Henry and Catherine’s ages aren’t mentioned in “The Serpent Queen,” but the pair married in 1533 when both were just 14 years old. In Kathleen Wellman’s book “Queens and Mistresses of Renaissance France,” Henry and Diane de Poitiers became romantically involved the year after he married Catherine de Medici; Henry was 15 and Diane was 35. But Goldstone said it’s not an example of what in present day we would understand as grooming. Though the two met when Henry was just 7, he idealized her as a representation of the ideal woman as well as his mother who had died, rather than a lover. “Diane was such a big thing,” said Goldstone. “In his mind, he kind of confused her with his mother and, of course, she was really beautiful. It wasn’t grooming, it was more on his side looking for his dead mother.”

4. Did Catherine’s court include little people and people of color?

It’s unclear if the series takes liberties with Catherine’s court — including women of color like maid Rahima (Sennia Nanua) — but Catherine de Medici did routinely have little people in her court, as well as astrologers like Ruggieri (Enzo Cilenti).
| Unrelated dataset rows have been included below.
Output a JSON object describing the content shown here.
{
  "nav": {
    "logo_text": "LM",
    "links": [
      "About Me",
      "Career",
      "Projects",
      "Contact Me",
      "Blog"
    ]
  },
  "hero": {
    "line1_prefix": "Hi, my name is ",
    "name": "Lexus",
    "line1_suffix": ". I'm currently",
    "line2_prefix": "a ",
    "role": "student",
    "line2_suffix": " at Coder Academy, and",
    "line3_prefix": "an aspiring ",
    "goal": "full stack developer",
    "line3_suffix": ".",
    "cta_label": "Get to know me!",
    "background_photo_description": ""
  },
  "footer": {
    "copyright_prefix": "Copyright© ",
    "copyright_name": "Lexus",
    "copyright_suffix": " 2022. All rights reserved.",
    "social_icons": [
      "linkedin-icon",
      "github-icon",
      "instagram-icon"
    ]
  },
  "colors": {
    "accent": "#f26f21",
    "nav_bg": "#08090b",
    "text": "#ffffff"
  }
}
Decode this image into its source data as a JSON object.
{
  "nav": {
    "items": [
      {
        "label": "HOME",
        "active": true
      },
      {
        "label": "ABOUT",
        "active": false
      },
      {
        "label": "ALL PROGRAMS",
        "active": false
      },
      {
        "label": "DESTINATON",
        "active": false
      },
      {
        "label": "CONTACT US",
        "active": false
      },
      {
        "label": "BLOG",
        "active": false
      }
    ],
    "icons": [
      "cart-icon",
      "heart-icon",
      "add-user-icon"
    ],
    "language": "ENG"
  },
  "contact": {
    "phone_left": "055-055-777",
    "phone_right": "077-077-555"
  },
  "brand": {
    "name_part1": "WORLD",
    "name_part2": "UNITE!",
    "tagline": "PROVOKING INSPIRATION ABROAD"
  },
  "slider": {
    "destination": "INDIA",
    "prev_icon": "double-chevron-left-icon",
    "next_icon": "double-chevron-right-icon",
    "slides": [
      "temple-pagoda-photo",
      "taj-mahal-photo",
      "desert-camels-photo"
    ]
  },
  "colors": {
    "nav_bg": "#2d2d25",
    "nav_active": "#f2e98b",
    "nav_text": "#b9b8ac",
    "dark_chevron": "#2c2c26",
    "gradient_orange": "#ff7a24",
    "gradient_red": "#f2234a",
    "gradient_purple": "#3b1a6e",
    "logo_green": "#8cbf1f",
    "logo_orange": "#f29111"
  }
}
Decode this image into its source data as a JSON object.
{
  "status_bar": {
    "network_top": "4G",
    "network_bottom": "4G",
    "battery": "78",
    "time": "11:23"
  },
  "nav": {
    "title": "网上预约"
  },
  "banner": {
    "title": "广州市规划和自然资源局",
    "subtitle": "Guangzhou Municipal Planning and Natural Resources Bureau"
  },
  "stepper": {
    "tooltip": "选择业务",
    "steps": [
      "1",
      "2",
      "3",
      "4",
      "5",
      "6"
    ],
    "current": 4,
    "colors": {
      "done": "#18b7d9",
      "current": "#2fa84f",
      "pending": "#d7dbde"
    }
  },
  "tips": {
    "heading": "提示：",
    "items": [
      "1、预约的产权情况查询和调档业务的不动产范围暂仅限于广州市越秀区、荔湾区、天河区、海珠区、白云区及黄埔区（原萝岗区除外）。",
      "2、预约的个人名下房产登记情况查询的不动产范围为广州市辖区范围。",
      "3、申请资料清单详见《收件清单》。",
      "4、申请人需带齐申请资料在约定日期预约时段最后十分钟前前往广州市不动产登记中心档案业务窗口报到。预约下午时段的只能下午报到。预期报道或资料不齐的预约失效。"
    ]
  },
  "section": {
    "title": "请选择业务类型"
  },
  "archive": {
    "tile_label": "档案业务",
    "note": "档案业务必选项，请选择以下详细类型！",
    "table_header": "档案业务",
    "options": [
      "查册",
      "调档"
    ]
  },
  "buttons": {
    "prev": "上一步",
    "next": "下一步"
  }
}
Goldstone noted Catherine de Medici was also a proponent of Nostradamus, the infamous astrologer who claimed to predict all manner of future events.

5. Was Catherine a witch?

While Catherine loved the mysticism of the time period, it’s impossible to know if the series is taking artistic liberties with Catherine believing she can see the future in her dreams. “She was very superstitious,” said Goldstone. “She was into the occult.” If anything, Goldstone said Catherine often claimed that she could make things happen with her thoughts. “Even just through repetition of talking she believed that if she got you in a room with her she could make you do what she wanted you to do, which of course didn’t work.” Catherine would routinely send letters to the ambassador of Britain, Sir Francis Walsingham, saying her son would marry Elizabeth I. Walsingham often laughed at these letters, Goldstone said, but Catherine really did believe if she kept writing about it it would manifest in reality.

“The Serpent Queen” airs Sundays on Starz.